Setting up Wordpress locally is still annoying. Local does the work of deploying a LAMP stack for you. Within seconds, you have everything you need to build and test your WordPress site site right on your computer, with out the need for hosting. You’ll still need actual web hosting when you want to show your website to the world, but does have tools like syncing to WP-Engine that makes it easier.
Xcode Device Simulator
As much of an apple fan as I am, I dont have every single product. And sometimes you need to test how an app or website is going to display on that first gen iPad air with an annoying, not quite tablet, not quite phone screen window. Xcode’s simulator is great for testing any Apple product.
Apps Im currently using to stay in touch with people.
Tools Im using to write and publish content.
There’s two main things that drew my attention to Ghost. First is their support of using it as a Headless CMS. Meaning even if you’re use the backend to write and manage content, you’re not locked into developing the frontend a specific way. I can write in ghost, and build a website any way I want, even static sites. The second thing that sold me on the publishing tool is internal tags. Internal tags work identical to public tags to organize content, but they’re never visible to the end user. This means you can create different channels of content based on tags. For an example how Im currently making use of this feature, read my post on creating a digital garden.

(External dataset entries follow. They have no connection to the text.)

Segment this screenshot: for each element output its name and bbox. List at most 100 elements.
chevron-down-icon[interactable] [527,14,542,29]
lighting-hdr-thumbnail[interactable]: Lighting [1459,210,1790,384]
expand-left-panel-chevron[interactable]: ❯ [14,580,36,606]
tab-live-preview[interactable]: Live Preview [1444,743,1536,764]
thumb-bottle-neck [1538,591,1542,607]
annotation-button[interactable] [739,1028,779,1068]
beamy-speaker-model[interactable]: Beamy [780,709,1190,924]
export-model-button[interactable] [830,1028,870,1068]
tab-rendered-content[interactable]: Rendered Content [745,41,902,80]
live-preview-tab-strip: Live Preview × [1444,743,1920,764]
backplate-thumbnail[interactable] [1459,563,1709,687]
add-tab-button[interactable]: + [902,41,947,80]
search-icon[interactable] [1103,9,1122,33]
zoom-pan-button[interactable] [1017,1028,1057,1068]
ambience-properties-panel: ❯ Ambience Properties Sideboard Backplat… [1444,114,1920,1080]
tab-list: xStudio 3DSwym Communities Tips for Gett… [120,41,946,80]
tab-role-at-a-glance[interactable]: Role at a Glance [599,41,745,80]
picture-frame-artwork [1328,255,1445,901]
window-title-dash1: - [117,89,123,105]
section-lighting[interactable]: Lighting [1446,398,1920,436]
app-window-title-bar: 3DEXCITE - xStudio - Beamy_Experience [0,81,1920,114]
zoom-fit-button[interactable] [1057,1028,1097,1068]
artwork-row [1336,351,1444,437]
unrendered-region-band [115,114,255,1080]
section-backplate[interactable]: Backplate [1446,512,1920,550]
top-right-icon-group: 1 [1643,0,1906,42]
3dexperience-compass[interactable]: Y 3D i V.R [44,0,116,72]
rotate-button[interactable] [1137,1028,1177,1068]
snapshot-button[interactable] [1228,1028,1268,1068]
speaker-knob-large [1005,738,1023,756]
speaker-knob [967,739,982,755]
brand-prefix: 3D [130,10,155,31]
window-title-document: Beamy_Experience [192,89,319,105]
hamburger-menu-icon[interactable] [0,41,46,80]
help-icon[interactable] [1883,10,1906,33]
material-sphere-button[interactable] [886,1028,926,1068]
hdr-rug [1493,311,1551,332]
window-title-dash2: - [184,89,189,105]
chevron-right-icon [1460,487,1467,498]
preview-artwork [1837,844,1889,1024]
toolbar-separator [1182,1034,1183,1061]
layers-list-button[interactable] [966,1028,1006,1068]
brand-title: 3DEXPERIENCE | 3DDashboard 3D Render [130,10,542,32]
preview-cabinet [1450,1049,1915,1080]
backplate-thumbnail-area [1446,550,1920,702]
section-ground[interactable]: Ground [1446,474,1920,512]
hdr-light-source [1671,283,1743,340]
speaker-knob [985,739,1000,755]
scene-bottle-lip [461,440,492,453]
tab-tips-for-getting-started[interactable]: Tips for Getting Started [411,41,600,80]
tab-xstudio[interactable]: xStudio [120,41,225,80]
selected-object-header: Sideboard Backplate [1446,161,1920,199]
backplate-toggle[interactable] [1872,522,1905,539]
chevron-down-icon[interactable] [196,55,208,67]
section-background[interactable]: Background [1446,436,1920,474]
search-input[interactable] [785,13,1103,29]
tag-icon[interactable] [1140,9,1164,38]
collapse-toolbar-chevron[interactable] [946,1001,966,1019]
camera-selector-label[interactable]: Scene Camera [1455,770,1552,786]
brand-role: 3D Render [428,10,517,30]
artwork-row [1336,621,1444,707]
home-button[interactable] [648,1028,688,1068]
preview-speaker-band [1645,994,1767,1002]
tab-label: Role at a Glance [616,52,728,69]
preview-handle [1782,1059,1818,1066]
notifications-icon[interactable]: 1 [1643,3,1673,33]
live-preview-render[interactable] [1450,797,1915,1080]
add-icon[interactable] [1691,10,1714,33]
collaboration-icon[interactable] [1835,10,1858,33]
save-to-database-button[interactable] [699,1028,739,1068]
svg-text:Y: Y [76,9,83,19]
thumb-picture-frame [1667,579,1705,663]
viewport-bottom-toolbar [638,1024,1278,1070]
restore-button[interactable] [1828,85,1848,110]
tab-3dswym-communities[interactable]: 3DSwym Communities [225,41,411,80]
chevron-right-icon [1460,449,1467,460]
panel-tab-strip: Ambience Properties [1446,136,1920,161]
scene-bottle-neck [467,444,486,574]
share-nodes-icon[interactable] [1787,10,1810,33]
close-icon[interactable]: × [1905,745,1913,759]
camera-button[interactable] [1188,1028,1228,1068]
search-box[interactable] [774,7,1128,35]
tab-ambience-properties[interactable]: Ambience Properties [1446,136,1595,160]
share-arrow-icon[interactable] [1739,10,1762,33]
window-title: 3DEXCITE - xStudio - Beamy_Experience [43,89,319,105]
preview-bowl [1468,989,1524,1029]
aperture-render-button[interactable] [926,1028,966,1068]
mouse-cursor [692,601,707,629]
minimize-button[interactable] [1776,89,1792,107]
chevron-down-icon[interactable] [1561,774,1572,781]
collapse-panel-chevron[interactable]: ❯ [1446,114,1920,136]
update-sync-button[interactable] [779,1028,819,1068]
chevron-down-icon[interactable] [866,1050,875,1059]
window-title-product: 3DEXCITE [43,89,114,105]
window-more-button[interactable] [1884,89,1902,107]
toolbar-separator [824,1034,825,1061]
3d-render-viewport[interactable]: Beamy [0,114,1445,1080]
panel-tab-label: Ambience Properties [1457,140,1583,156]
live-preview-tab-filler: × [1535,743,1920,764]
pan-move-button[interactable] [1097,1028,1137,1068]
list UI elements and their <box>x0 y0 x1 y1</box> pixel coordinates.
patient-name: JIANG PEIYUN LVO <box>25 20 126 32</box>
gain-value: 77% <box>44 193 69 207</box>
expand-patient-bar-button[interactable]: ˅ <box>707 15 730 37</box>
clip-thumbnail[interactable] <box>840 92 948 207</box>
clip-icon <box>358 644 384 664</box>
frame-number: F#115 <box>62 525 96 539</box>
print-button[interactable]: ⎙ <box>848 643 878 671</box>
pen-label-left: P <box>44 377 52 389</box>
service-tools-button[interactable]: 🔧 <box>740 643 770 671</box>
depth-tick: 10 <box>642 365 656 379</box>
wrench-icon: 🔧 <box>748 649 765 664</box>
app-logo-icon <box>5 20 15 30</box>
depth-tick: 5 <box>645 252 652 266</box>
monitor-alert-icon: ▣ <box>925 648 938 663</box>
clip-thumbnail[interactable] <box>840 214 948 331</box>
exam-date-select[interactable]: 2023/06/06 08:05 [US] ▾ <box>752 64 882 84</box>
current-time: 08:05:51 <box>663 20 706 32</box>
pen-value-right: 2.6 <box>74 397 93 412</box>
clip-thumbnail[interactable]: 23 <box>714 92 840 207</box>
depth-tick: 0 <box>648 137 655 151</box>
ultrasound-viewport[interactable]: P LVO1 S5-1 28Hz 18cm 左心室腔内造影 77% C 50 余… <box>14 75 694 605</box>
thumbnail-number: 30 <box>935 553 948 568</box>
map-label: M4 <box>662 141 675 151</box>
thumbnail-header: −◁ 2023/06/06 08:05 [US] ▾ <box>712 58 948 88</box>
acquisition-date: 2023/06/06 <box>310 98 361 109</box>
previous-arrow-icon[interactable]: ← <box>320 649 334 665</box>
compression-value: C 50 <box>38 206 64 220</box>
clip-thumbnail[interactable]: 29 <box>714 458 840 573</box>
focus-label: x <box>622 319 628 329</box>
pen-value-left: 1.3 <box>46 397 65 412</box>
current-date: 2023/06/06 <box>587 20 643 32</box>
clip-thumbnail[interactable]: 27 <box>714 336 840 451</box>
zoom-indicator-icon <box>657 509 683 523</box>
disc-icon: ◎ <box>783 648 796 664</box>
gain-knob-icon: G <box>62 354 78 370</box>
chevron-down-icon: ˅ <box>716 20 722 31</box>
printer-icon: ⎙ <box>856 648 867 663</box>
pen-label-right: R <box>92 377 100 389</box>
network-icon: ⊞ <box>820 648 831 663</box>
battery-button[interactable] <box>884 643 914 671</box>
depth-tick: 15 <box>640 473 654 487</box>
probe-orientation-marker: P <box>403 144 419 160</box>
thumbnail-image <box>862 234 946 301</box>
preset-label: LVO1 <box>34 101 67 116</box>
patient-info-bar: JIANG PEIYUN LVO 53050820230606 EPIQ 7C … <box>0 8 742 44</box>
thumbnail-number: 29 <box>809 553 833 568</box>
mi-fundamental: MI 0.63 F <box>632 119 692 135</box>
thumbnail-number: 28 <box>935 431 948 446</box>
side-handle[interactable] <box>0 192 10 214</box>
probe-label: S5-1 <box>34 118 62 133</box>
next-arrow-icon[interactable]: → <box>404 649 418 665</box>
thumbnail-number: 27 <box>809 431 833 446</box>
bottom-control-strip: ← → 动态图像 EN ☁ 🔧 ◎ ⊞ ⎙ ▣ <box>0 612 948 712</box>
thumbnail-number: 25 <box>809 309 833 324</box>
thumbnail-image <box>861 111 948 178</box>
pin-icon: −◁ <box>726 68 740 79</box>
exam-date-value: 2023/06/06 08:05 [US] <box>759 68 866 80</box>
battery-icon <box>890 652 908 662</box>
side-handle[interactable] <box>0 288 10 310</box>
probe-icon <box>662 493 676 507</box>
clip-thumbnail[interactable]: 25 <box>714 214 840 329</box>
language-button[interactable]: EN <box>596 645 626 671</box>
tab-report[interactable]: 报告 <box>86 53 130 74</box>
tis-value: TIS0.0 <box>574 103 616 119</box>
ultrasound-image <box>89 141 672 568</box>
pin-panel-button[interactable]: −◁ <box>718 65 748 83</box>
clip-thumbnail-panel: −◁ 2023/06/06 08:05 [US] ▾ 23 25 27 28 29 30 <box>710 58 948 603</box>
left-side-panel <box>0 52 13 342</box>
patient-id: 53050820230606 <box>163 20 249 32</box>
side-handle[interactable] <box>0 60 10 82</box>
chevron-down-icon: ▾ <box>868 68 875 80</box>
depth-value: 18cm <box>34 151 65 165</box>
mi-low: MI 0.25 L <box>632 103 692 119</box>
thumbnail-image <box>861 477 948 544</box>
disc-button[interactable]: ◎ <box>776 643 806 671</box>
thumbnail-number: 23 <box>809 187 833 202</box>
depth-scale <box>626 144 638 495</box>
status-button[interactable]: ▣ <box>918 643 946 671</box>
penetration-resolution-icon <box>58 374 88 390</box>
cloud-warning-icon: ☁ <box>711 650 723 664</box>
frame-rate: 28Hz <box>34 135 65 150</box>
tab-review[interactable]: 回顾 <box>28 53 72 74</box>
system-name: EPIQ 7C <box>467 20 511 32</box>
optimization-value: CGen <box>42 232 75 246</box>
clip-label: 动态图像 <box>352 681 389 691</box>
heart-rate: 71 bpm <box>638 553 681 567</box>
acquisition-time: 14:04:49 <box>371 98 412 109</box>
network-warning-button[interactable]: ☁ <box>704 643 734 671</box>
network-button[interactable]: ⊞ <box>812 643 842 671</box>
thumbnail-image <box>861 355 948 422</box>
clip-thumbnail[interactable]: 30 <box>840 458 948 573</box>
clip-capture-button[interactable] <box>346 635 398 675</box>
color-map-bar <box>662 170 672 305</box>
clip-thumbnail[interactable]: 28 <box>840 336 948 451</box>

My biggest complaint with ghost is image/media management. Sure you can add galleries in line, but it’s not easy to bulk edit, and make custom layouts as easy as you can wit WordPress. For that reason, WordPress will always be the backend choice I choose for my photo blog, tyler.camera. While Ghost is a publishing platform, WordPress has secured itself as a content platform. If I ever need to create a site that requires anything other than blogging, WordPress is still by go to.
Bear is the best distraction free writing tool Ive ever found. It as support for themes, and isn’t bloated with features. It’s fast, and syncs between all of my devices. Often times I’ll even use it for notes that I may want to expand on in more detail later.